The measure (HB 989), which was a priority of legislative leaders and had the support of conservationists, could annually set aside more than $250 million for restoration work. The money will come from funds that voters designated in 2014 to manage and preserve state lands and waters.
"I want to thank the Florida Legislature for fulfilling the promise I made to create a dedicated source of funding to restore the Florida Everglades," Scott said in a prepared statement.
The release from Scott's office also noted that the governor will hold ceremonial bill-signings across the state in the coming weeks.
"The Legacy Florida program will allow us to provide clean water to Florida's growing population and will aid us in completing the decades-long restoration of the River of Grass," House Speaker Steve Crisafulli, a Merritt Island Republican, said in a statement.
The money for the work will come from the state's land-acquisition trust fund, which is used to carry out a 2014 constitutional amendment that requires a portion of documentary-stamp taxes to be set aside for land and water buying and preservation.

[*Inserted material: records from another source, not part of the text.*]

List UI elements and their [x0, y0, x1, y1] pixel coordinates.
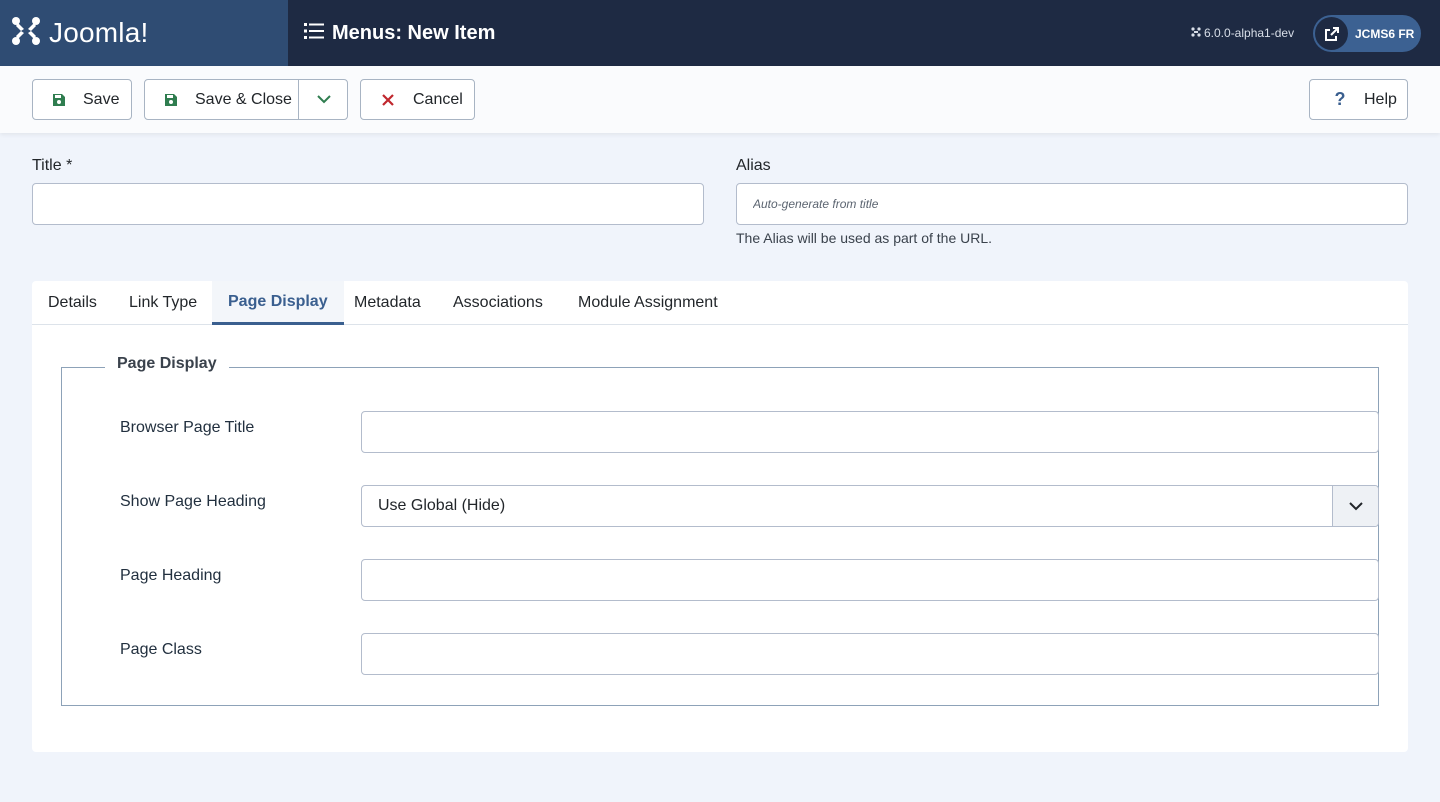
version-text: 6.0.0-alpha1-dev	[1204, 26, 1295, 40]
brand-name: Joomla!	[49, 17, 149, 48]
list-icon	[304, 22, 324, 45]
save-close-button-group: Save & Close	[144, 79, 348, 120]
save-button[interactable]: Save	[32, 79, 132, 120]
tab-module-assignment[interactable]: Module Assignment	[578, 281, 718, 325]
cancel-button-label: Cancel	[413, 90, 463, 108]
chevron-down-icon	[1332, 486, 1378, 526]
version-info: 6.0.0-alpha1-dev	[1188, 26, 1294, 40]
external-link-icon	[1315, 17, 1348, 50]
floppy-disk-icon	[163, 92, 179, 108]
browser-page-title-input[interactable]	[361, 411, 1379, 453]
brand[interactable]: Joomla!	[0, 0, 288, 66]
tabs-card: Details Link Type Page Display Metadata …	[32, 281, 1408, 752]
alias-label: Alias	[736, 157, 771, 174]
times-icon	[380, 92, 396, 108]
show-page-heading-label: Show Page Heading	[120, 493, 266, 510]
joomla-logo-icon	[11, 16, 41, 51]
tab-details[interactable]: Details	[48, 281, 97, 325]
floppy-disk-icon	[51, 92, 67, 108]
fieldset-legend: Page Display	[105, 355, 229, 373]
help-button[interactable]: ? Help	[1309, 79, 1408, 120]
save-close-button[interactable]: Save & Close	[195, 91, 292, 109]
show-page-heading-value: Use Global (Hide)	[378, 497, 506, 514]
save-button-label: Save	[83, 90, 120, 108]
page-class-input[interactable]	[361, 633, 1379, 675]
tab-page-display[interactable]: Page Display	[212, 281, 344, 325]
site-link-button[interactable]: JCMS6 FR	[1313, 15, 1421, 52]
tab-metadata[interactable]: Metadata	[354, 281, 421, 325]
page-title: Menus: New Item	[332, 21, 496, 44]
tab-associations[interactable]: Associations	[453, 281, 543, 325]
page-display-fieldset: Page Display Browser Page Title Show Pag…	[61, 355, 1379, 706]
alias-help-text: The Alias will be used as part of the UR…	[736, 230, 993, 246]
page-heading-input[interactable]	[361, 559, 1379, 601]
tab-bar: Details Link Type Page Display Metadata …	[32, 281, 1408, 325]
page-class-label: Page Class	[120, 641, 202, 658]
page-heading-label: Page Heading	[120, 567, 222, 584]
help-button-label: Help	[1364, 90, 1397, 108]
alias-input[interactable]	[736, 183, 1408, 225]
question-icon: ?	[1334, 89, 1346, 109]
joomla-small-icon	[1191, 26, 1201, 40]
browser-page-title-label: Browser Page Title	[120, 419, 255, 436]
page-title-area: Menus: New Item	[304, 0, 495, 66]
toolbar: Save Save & Close Cancel ? Help	[0, 66, 1440, 133]
title-label: Title *	[32, 157, 73, 174]
tab-link-type[interactable]: Link Type	[129, 281, 197, 325]
title-input[interactable]	[32, 183, 704, 225]
site-button-label: JCMS6 FR	[1355, 26, 1415, 41]
chevron-down-icon	[316, 91, 331, 109]
save-options-toggle[interactable]	[299, 80, 348, 119]
header-bar: Joomla! Menus: New Item 6.0.0-alpha1-dev…	[0, 0, 1440, 66]
show-page-heading-select[interactable]: Use Global (Hide)	[361, 485, 1379, 527]
cancel-button[interactable]: Cancel	[360, 79, 475, 120]
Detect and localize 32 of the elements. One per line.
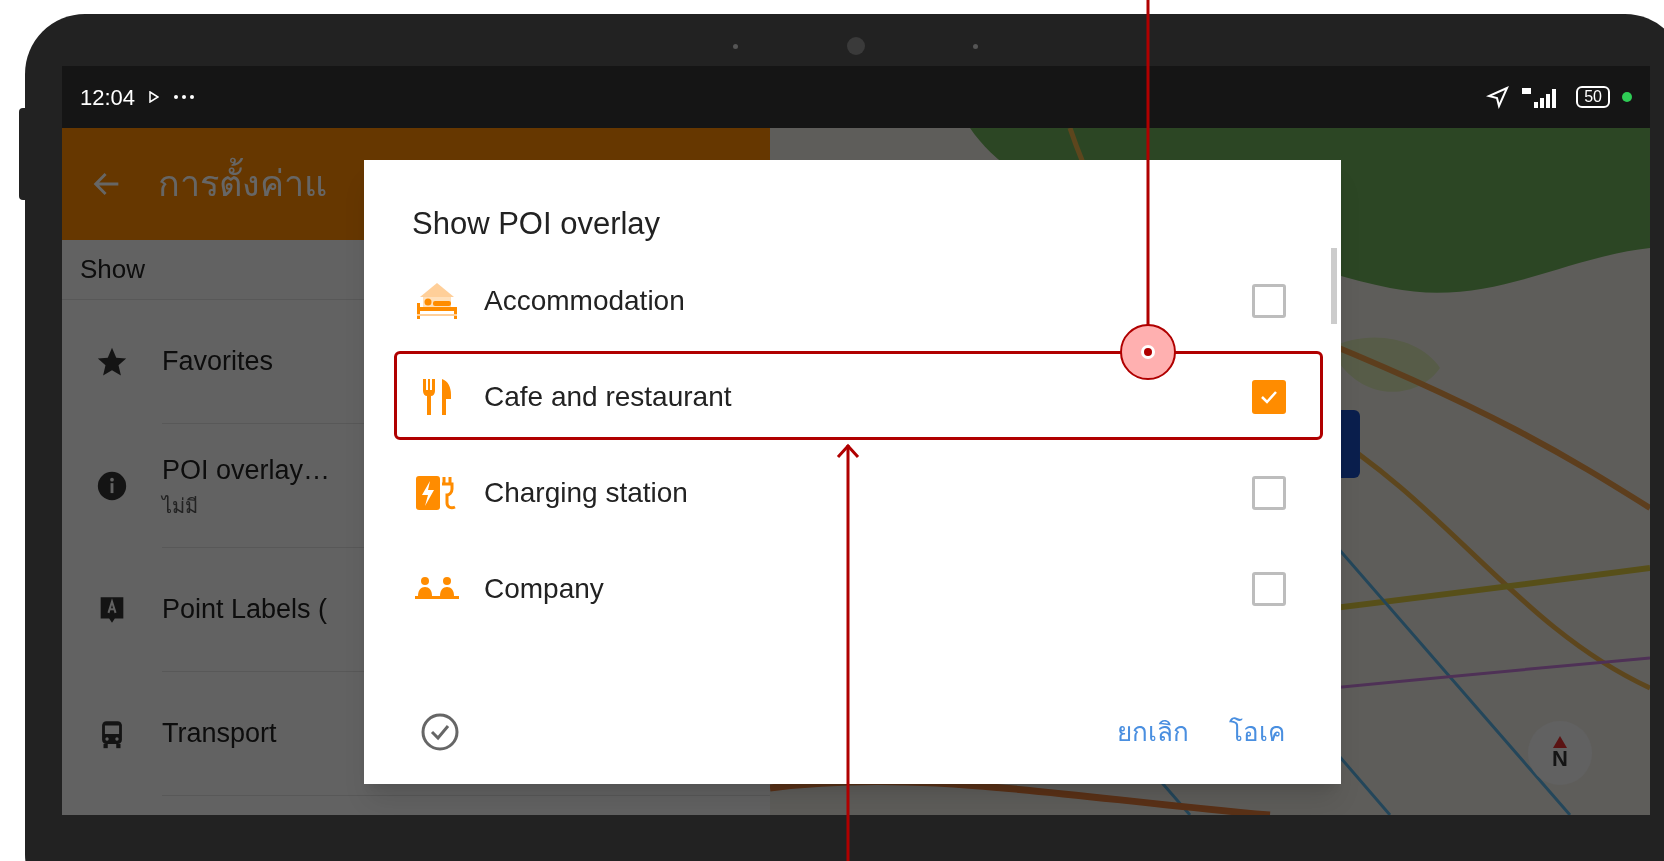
option-label: Company bbox=[484, 572, 605, 606]
option-label: Cafe and restaurant bbox=[484, 380, 733, 414]
more-dots-icon bbox=[173, 94, 196, 100]
camera-lens bbox=[847, 37, 865, 55]
item-subtitle: ไม่มี bbox=[162, 493, 198, 519]
checkbox[interactable] bbox=[1252, 284, 1286, 318]
compass-arrow-icon bbox=[1551, 736, 1569, 748]
item-label: Favorites bbox=[162, 345, 274, 379]
clock-time: 12:04 bbox=[80, 83, 136, 112]
check-circle-icon[interactable] bbox=[420, 712, 460, 752]
item-label: POI overlay… bbox=[162, 454, 331, 488]
info-icon bbox=[95, 469, 129, 503]
checkbox[interactable] bbox=[1252, 476, 1286, 510]
poi-option[interactable]: Accommodation bbox=[364, 253, 1341, 349]
checkbox[interactable] bbox=[1252, 572, 1286, 606]
poi-option[interactable]: Cafe and restaurant bbox=[364, 349, 1341, 445]
play-icon bbox=[149, 91, 160, 103]
section-header: Show bbox=[80, 253, 146, 286]
poi-option[interactable]: Charging station bbox=[364, 445, 1341, 541]
fork-and-knife-icon bbox=[420, 377, 454, 417]
navigation-arrow-icon bbox=[1486, 85, 1511, 109]
app-bar-title: การตั้งค่าแ bbox=[158, 157, 327, 211]
poi-option[interactable]: Company bbox=[364, 541, 1341, 637]
battery-indicator: 50 bbox=[1576, 86, 1610, 108]
checkbox[interactable] bbox=[1252, 380, 1286, 414]
item-label: Transport bbox=[162, 717, 277, 751]
item-label: Point Labels ( bbox=[162, 593, 328, 627]
dialog-title: Show POI overlay bbox=[412, 206, 661, 241]
bed-icon bbox=[414, 281, 460, 321]
option-label: Charging station bbox=[484, 476, 689, 510]
option-label: Accommodation bbox=[484, 284, 686, 318]
compass-label: N bbox=[1552, 748, 1568, 770]
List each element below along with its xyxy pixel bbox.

Conservationists considered the Legacy Florida measure their biggest accomplishment of the 2016 legislative session and hope that lawmakers will continue to carve out money from the voter-backed amendment for other priorities.
"I like the idea of earmarking. If we could just get a generous earmark for land conservation, then we will have finally achieved exactly what the voters wanted," said Eric Draper, executive director of Audubon Florida. "But the voters certainly wanted the Everglades. That was in the first line of the amendment."
The funding doesn't address issues such as water problems in Northwest Florida's Apalachicola Bay or in the northern Indian River Lagoon in Brevard County, where "brown tide" problems have resulted in thousands of fish dying. But it is expected to help areas such as the St. Lucie and Caloosahatchee estuaries that have been harmed by polluted water releases from Lake Okeechobee.
Incoming Senate President Joe Negron, a Stuart Republican who sponsored the Senate version of the Legacy Florida bill, said the measure "will bring much needed relief to our community and others impacted by water releases from Lake Okeechobee."
The Everglades work is expected to draw more water from Lake Okeechobee to the south, away from the St. Lucie and Caloosahatchee estuaries.
In February, Scott signed an executive order that declared a state of emergency for counties --- Martin, St. Lucie and Lee --- impacted by discharges from Lake Okeechobee.
State Affairs Chairman Matt Caldwell, R-North Fort Myers, and Rep. Gayle Harrell, R-Stuart, sponsored the bill in the House.
Under the Legacy Florida plan, the state will designate up to $200 million a year to the Everglades, $50 million annually to the springs and $5 million a year to Lake Apopka, which environmentalists consider the state's original polluted lake.
Under the bill, the Everglades and Lake Apopka funding will run until the 2025-2026 fiscal year. No end date has been attached to the springs funding.
The measure was the last bill approved before the session ended March 11, getting near-unanimous support.
The House initially sought to limit Legacy Florida to the Everglades, where projects have already been identified through the Central Everglades Planning Project, the Comprehensive Everglades Restoration Plan and the Northern Everglades and Estuaries Protection Program.
But some key senators have long pushed for springs projects. Negron has said he expects the Department of Environmental Protection to provide lawmakers with a ranking of springs projects next year.